L’irrésistible ascension de Matteo Salvini

Dans cette nouvelle chronique, la journaliste et traductrice Véronique Dassas observe l’Italie, où elle vit, et renvoie à Montréal, où elle a longtemps vécu, un écho à la fois personnel et politique. Rapporter le danger, y voir ce qui sauve peut-être, et rêver d’une chose... Elle a un goût prononcé pour le clair-obscur.

Il est vrai, le vieux monde appartient au philistin. Mais nous ne devons pas le traiter en épouvantail dont on se détourne craintivement. Nous devons, au contraire, le regarder bien en face.

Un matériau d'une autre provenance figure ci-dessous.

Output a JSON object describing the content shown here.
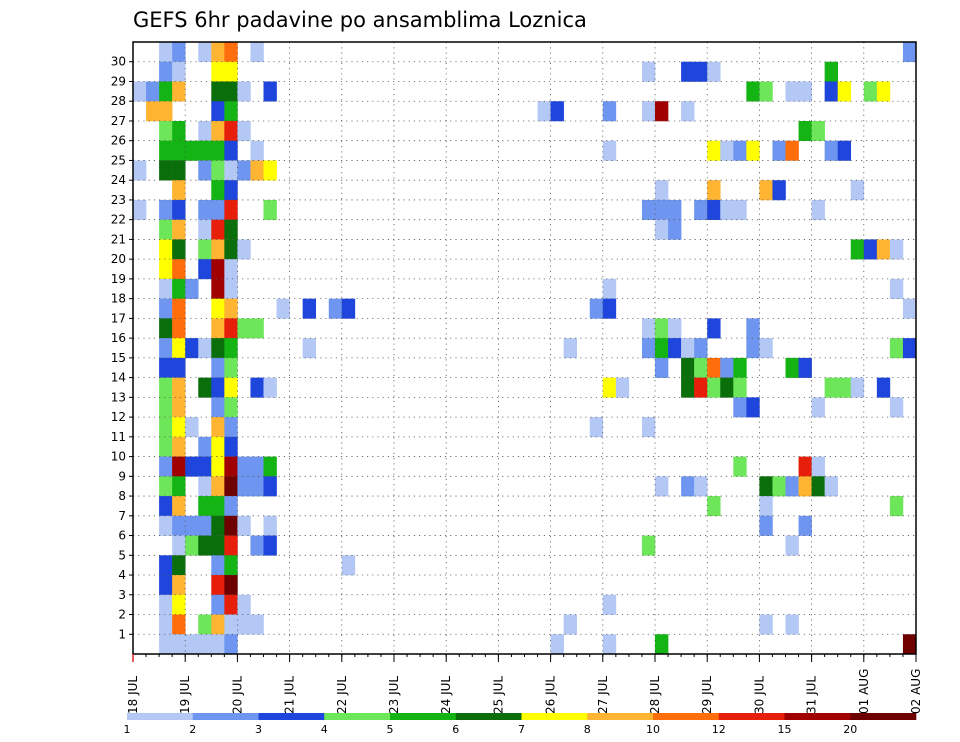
{
  "chart_data": {
    "type": "heatmap",
    "title": "GEFS 6hr padavine po ansamblima Loznica",
    "xlabel": "",
    "ylabel": "",
    "x_tick_labels": [
      "18 JUL",
      "19 JUL",
      "20 JUL",
      "21 JUL",
      "22 JUL",
      "23 JUL",
      "24 JUL",
      "25 JUL",
      "26 JUL",
      "27 JUL",
      "28 JUL",
      "29 JUL",
      "30 JUL",
      "31 JUL",
      "01 AUG",
      "02 AUG"
    ],
    "y_tick_labels": [
      "1",
      "2",
      "3",
      "4",
      "5",
      "6",
      "7",
      "8",
      "9",
      "10",
      "11",
      "12",
      "13",
      "14",
      "15",
      "16",
      "17",
      "18",
      "19",
      "20",
      "21",
      "22",
      "23",
      "24",
      "25",
      "26",
      "27",
      "28",
      "29",
      "30"
    ],
    "x_period": "6hr",
    "grid": true,
    "legend_position": "bottom",
    "legend": {
      "labels": [
        "1",
        "2",
        "3",
        "4",
        "5",
        "6",
        "7",
        "8",
        "10",
        "12",
        "15",
        "20"
      ],
      "colors": [
        "#b4c8f5",
        "#6e96f0",
        "#1e46dc",
        "#6ee65a",
        "#14b414",
        "#0a6e0a",
        "#ffff00",
        "#ffb432",
        "#ff6e0a",
        "#e61e0a",
        "#a00000",
        "#6e0000"
      ]
    },
    "cells": [
      {
        "m": 30,
        "t": [
          [
            2,
            0
          ],
          [
            3,
            1
          ],
          [
            5,
            0
          ],
          [
            6,
            7
          ],
          [
            7,
            8
          ],
          [
            9,
            0
          ],
          [
            59,
            1
          ]
        ]
      },
      {
        "m": 29,
        "t": [
          [
            2,
            1
          ],
          [
            3,
            0
          ],
          [
            6,
            6
          ],
          [
            7,
            6
          ],
          [
            39,
            0
          ],
          [
            42,
            2
          ],
          [
            43,
            2
          ],
          [
            44,
            0
          ],
          [
            53,
            4
          ]
        ]
      },
      {
        "m": 28,
        "t": [
          [
            0,
            0
          ],
          [
            1,
            1
          ],
          [
            2,
            4
          ],
          [
            3,
            7
          ],
          [
            6,
            5
          ],
          [
            7,
            5
          ],
          [
            8,
            0
          ],
          [
            10,
            2
          ],
          [
            47,
            4
          ],
          [
            48,
            3
          ],
          [
            50,
            0
          ],
          [
            51,
            0
          ],
          [
            53,
            2
          ],
          [
            54,
            6
          ],
          [
            56,
            3
          ],
          [
            57,
            6
          ]
        ]
      },
      {
        "m": 27,
        "t": [
          [
            1,
            7
          ],
          [
            2,
            7
          ],
          [
            6,
            2
          ],
          [
            7,
            4
          ],
          [
            31,
            0
          ],
          [
            32,
            2
          ],
          [
            36,
            1
          ],
          [
            39,
            0
          ],
          [
            40,
            10
          ],
          [
            42,
            0
          ]
        ]
      },
      {
        "m": 26,
        "t": [
          [
            2,
            3
          ],
          [
            3,
            4
          ],
          [
            5,
            0
          ],
          [
            6,
            7
          ],
          [
            7,
            9
          ],
          [
            8,
            0
          ],
          [
            51,
            4
          ],
          [
            52,
            3
          ]
        ]
      },
      {
        "m": 25,
        "t": [
          [
            2,
            4
          ],
          [
            3,
            4
          ],
          [
            4,
            4
          ],
          [
            5,
            4
          ],
          [
            6,
            4
          ],
          [
            7,
            2
          ],
          [
            9,
            0
          ],
          [
            36,
            0
          ],
          [
            44,
            6
          ],
          [
            45,
            0
          ],
          [
            46,
            1
          ],
          [
            47,
            6
          ],
          [
            49,
            1
          ],
          [
            50,
            8
          ],
          [
            53,
            1
          ],
          [
            54,
            2
          ]
        ]
      },
      {
        "m": 24,
        "t": [
          [
            0,
            0
          ],
          [
            2,
            5
          ],
          [
            3,
            5
          ],
          [
            5,
            1
          ],
          [
            6,
            3
          ],
          [
            7,
            0
          ],
          [
            8,
            1
          ],
          [
            9,
            7
          ],
          [
            10,
            6
          ]
        ]
      },
      {
        "m": 23,
        "t": [
          [
            3,
            7
          ],
          [
            6,
            4
          ],
          [
            7,
            2
          ],
          [
            40,
            0
          ],
          [
            44,
            7
          ],
          [
            48,
            7
          ],
          [
            49,
            2
          ],
          [
            55,
            0
          ]
        ]
      },
      {
        "m": 22,
        "t": [
          [
            0,
            0
          ],
          [
            2,
            1
          ],
          [
            3,
            2
          ],
          [
            5,
            1
          ],
          [
            6,
            1
          ],
          [
            7,
            9
          ],
          [
            10,
            3
          ],
          [
            39,
            1
          ],
          [
            40,
            1
          ],
          [
            41,
            1
          ],
          [
            43,
            1
          ],
          [
            44,
            2
          ],
          [
            45,
            0
          ],
          [
            46,
            0
          ],
          [
            52,
            0
          ]
        ]
      },
      {
        "m": 21,
        "t": [
          [
            2,
            3
          ],
          [
            3,
            7
          ],
          [
            5,
            0
          ],
          [
            6,
            9
          ],
          [
            7,
            5
          ],
          [
            40,
            0
          ],
          [
            41,
            1
          ]
        ]
      },
      {
        "m": 20,
        "t": [
          [
            2,
            6
          ],
          [
            3,
            5
          ],
          [
            5,
            3
          ],
          [
            6,
            7
          ],
          [
            7,
            5
          ],
          [
            8,
            0
          ],
          [
            55,
            4
          ],
          [
            56,
            2
          ],
          [
            57,
            7
          ],
          [
            58,
            0
          ]
        ]
      },
      {
        "m": 19,
        "t": [
          [
            2,
            6
          ],
          [
            3,
            8
          ],
          [
            5,
            2
          ],
          [
            6,
            10
          ],
          [
            7,
            0
          ]
        ]
      },
      {
        "m": 18,
        "t": [
          [
            2,
            0
          ],
          [
            3,
            4
          ],
          [
            4,
            1
          ],
          [
            6,
            10
          ],
          [
            7,
            0
          ],
          [
            36,
            0
          ],
          [
            58,
            0
          ]
        ]
      },
      {
        "m": 17,
        "t": [
          [
            2,
            1
          ],
          [
            3,
            8
          ],
          [
            6,
            6
          ],
          [
            7,
            7
          ],
          [
            11,
            0
          ],
          [
            13,
            2
          ],
          [
            15,
            1
          ],
          [
            16,
            2
          ],
          [
            35,
            1
          ],
          [
            36,
            2
          ],
          [
            59,
            0
          ]
        ]
      },
      {
        "m": 16,
        "t": [
          [
            2,
            5
          ],
          [
            3,
            8
          ],
          [
            6,
            7
          ],
          [
            7,
            9
          ],
          [
            8,
            3
          ],
          [
            9,
            3
          ],
          [
            39,
            0
          ],
          [
            40,
            3
          ],
          [
            41,
            0
          ],
          [
            44,
            2
          ],
          [
            47,
            1
          ]
        ]
      },
      {
        "m": 15,
        "t": [
          [
            2,
            1
          ],
          [
            3,
            6
          ],
          [
            4,
            2
          ],
          [
            5,
            0
          ],
          [
            6,
            5
          ],
          [
            7,
            4
          ],
          [
            13,
            0
          ],
          [
            33,
            0
          ],
          [
            39,
            1
          ],
          [
            40,
            4
          ],
          [
            41,
            2
          ],
          [
            42,
            0
          ],
          [
            43,
            1
          ],
          [
            47,
            1
          ],
          [
            48,
            0
          ],
          [
            58,
            3
          ],
          [
            59,
            2
          ]
        ]
      },
      {
        "m": 14,
        "t": [
          [
            2,
            2
          ],
          [
            3,
            2
          ],
          [
            6,
            1
          ],
          [
            7,
            3
          ],
          [
            40,
            1
          ],
          [
            42,
            5
          ],
          [
            43,
            3
          ],
          [
            44,
            8
          ],
          [
            45,
            1
          ],
          [
            46,
            4
          ],
          [
            50,
            4
          ],
          [
            51,
            2
          ]
        ]
      },
      {
        "m": 13,
        "t": [
          [
            2,
            3
          ],
          [
            3,
            7
          ],
          [
            5,
            5
          ],
          [
            6,
            2
          ],
          [
            7,
            6
          ],
          [
            9,
            2
          ],
          [
            10,
            0
          ],
          [
            36,
            6
          ],
          [
            37,
            0
          ],
          [
            42,
            5
          ],
          [
            43,
            9
          ],
          [
            44,
            3
          ],
          [
            45,
            5
          ],
          [
            46,
            3
          ],
          [
            53,
            3
          ],
          [
            54,
            3
          ],
          [
            55,
            0
          ],
          [
            57,
            2
          ]
        ]
      },
      {
        "m": 12,
        "t": [
          [
            2,
            3
          ],
          [
            3,
            7
          ],
          [
            6,
            1
          ],
          [
            7,
            3
          ],
          [
            46,
            1
          ],
          [
            47,
            2
          ],
          [
            52,
            0
          ],
          [
            58,
            0
          ]
        ]
      },
      {
        "m": 11,
        "t": [
          [
            2,
            3
          ],
          [
            3,
            6
          ],
          [
            4,
            0
          ],
          [
            6,
            7
          ],
          [
            7,
            1
          ],
          [
            35,
            0
          ],
          [
            39,
            0
          ]
        ]
      },
      {
        "m": 10,
        "t": [
          [
            2,
            3
          ],
          [
            3,
            7
          ],
          [
            5,
            1
          ],
          [
            6,
            6
          ],
          [
            7,
            2
          ]
        ]
      },
      {
        "m": 9,
        "t": [
          [
            2,
            1
          ],
          [
            3,
            10
          ],
          [
            4,
            2
          ],
          [
            5,
            2
          ],
          [
            6,
            6
          ],
          [
            7,
            10
          ],
          [
            8,
            1
          ],
          [
            9,
            1
          ],
          [
            10,
            4
          ],
          [
            46,
            3
          ],
          [
            51,
            9
          ],
          [
            52,
            0
          ]
        ]
      },
      {
        "m": 8,
        "t": [
          [
            2,
            3
          ],
          [
            3,
            4
          ],
          [
            5,
            0
          ],
          [
            6,
            7
          ],
          [
            7,
            11
          ],
          [
            8,
            1
          ],
          [
            9,
            1
          ],
          [
            10,
            2
          ],
          [
            40,
            0
          ],
          [
            42,
            1
          ],
          [
            43,
            0
          ],
          [
            48,
            5
          ],
          [
            49,
            3
          ],
          [
            50,
            1
          ],
          [
            51,
            7
          ],
          [
            52,
            5
          ],
          [
            53,
            0
          ]
        ]
      },
      {
        "m": 7,
        "t": [
          [
            2,
            2
          ],
          [
            3,
            7
          ],
          [
            5,
            4
          ],
          [
            6,
            4
          ],
          [
            7,
            1
          ],
          [
            44,
            3
          ],
          [
            48,
            0
          ],
          [
            58,
            3
          ]
        ]
      },
      {
        "m": 6,
        "t": [
          [
            2,
            0
          ],
          [
            3,
            1
          ],
          [
            4,
            1
          ],
          [
            5,
            1
          ],
          [
            6,
            5
          ],
          [
            7,
            11
          ],
          [
            8,
            0
          ],
          [
            10,
            0
          ],
          [
            48,
            1
          ],
          [
            51,
            1
          ]
        ]
      },
      {
        "m": 5,
        "t": [
          [
            3,
            0
          ],
          [
            4,
            3
          ],
          [
            5,
            5
          ],
          [
            6,
            5
          ],
          [
            7,
            9
          ],
          [
            9,
            1
          ],
          [
            10,
            2
          ],
          [
            39,
            3
          ],
          [
            50,
            0
          ]
        ]
      },
      {
        "m": 4,
        "t": [
          [
            2,
            2
          ],
          [
            3,
            5
          ],
          [
            6,
            1
          ],
          [
            7,
            4
          ],
          [
            16,
            0
          ]
        ]
      },
      {
        "m": 3,
        "t": [
          [
            2,
            2
          ],
          [
            3,
            7
          ],
          [
            6,
            9
          ],
          [
            7,
            11
          ]
        ]
      },
      {
        "m": 2,
        "t": [
          [
            2,
            0
          ],
          [
            3,
            6
          ],
          [
            6,
            1
          ],
          [
            7,
            9
          ],
          [
            8,
            0
          ],
          [
            36,
            0
          ]
        ]
      },
      {
        "m": 1,
        "t": [
          [
            2,
            0
          ],
          [
            3,
            8
          ],
          [
            5,
            3
          ],
          [
            6,
            7
          ],
          [
            7,
            0
          ],
          [
            8,
            0
          ],
          [
            9,
            0
          ],
          [
            33,
            0
          ],
          [
            48,
            0
          ],
          [
            50,
            0
          ]
        ]
      },
      {
        "m": 0,
        "t": [
          [
            2,
            0
          ],
          [
            3,
            0
          ],
          [
            4,
            0
          ],
          [
            5,
            0
          ],
          [
            6,
            0
          ],
          [
            7,
            1
          ],
          [
            32,
            0
          ],
          [
            36,
            0
          ],
          [
            40,
            4
          ],
          [
            59,
            11
          ]
        ]
      }
    ]
  }
}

— Karl Marx, Correspondance, 1843

On a dit un temps que l’Italie était le laboratoire politique de l’Europe; il en sort aujourd’hui un personnage singulier, entre Matamore et Machiavel.

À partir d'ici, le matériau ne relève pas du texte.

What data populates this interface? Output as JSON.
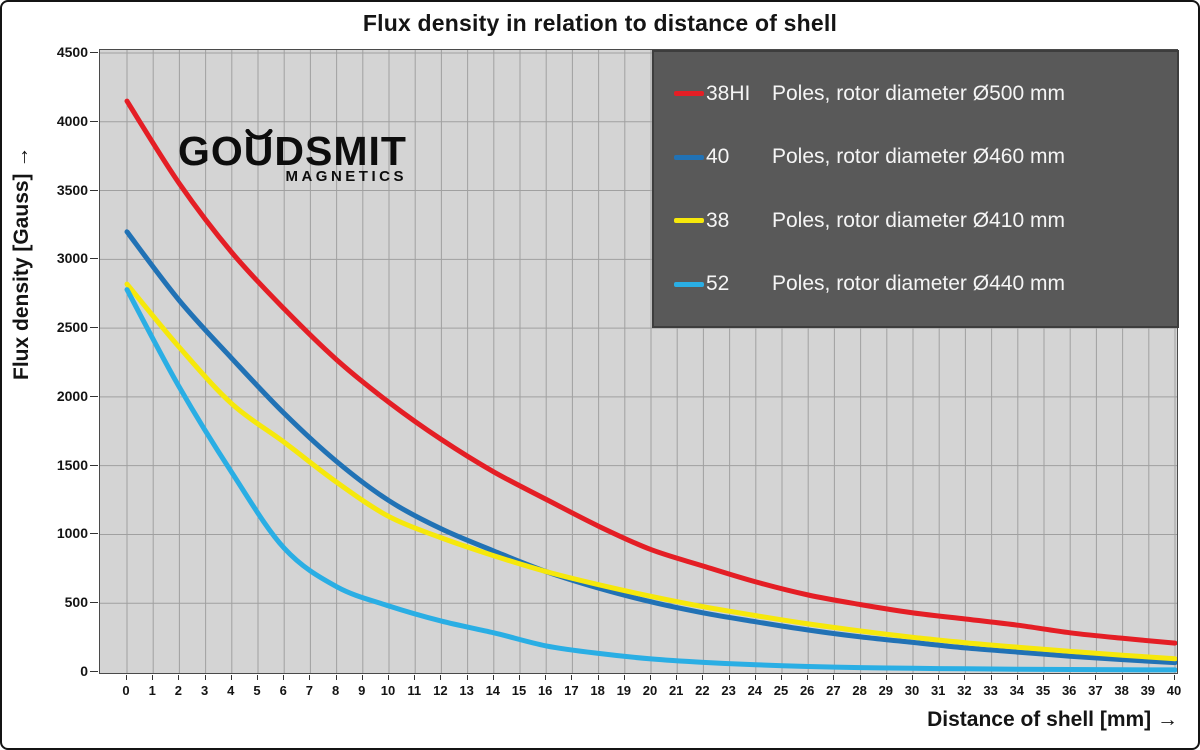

Début 2018, pendant la campagne électorale, Matteo Salvini affirmait avec une assurance déconcertante qu’il parviendrait au pouvoir, alors que pas grand monde le prenait au sérieux. Or, il y est. Il est ministre de l’Intérieur et vice-président du Conseil d’un gouvernement de coalition avec le Mouvement 5 étoiles (M5S) dont il est difficile de ne pas lui réserver l’aile droite. Le parti de Salvini, la Lega, n’a pourtant obtenu que 18% des voix en mars 2018 et le M5S de Luigi Di Maio, 33%. Après des mois de tractations et de scénarios divers proposés au président de la République, les deux formations sont appelées à diriger le pays, non sans avoir signé une sorte de plate-forme de gouvernement. Cela ne signifie pas qu’elles soient faites pour s’entendre; une bonne partie de la presse prétend que la coalition est à la fois gouvernement et opposition, ce qui n’est ni logique ni efficace. Le M5S, qui refuse de se définir comme étant de droite ou de gauche, aurait eu davantage de points communs avec le centre gauche, auquel il a, depuis sa fondation en 2009, volé pas mal d’électeurs et en particulier dans les régions plus pauvres du Sud. Mais le centre gauche s’est trop servi du Mouvement comme d’un repoussoir pour pouvoir se permettre d’en faire un partenaire. Et puis, il n’est plus ce qu’il était à ses débuts, ce mouvement, disent ceux qu’il a déçus, il a glissé à droite. Quant à la Lega (ex-Lega Nord), elle a une généalogie compliquée de parti régionaliste, fédéraliste, prônant même la sécession du Nord. Elle n’est pas sans expérience du pouvoir, grâce à des alliances passées avec la droite (de Berlusconi en particulier) et, à l’occasion, avec le centre gauche. Salvini a réussi à en faire, en quelques années, un parti souverainiste et national, bien qu’encore peu implanté au Sud. Les deux formations ont en commun de se présenter comme des partis de protestation: contre l’Europe, contre les «castes» au pouvoir... et, en tant que porte-parole du peuple, contre les élites.

De ce récit succinct des manœuvres qui ont mené Salvini où il est, on peut conclure sans trop se mouiller que l’expression «volonté populaire», si chère aux zélateurs de la démocratie représentative, ne recouvre qu’un fantasme.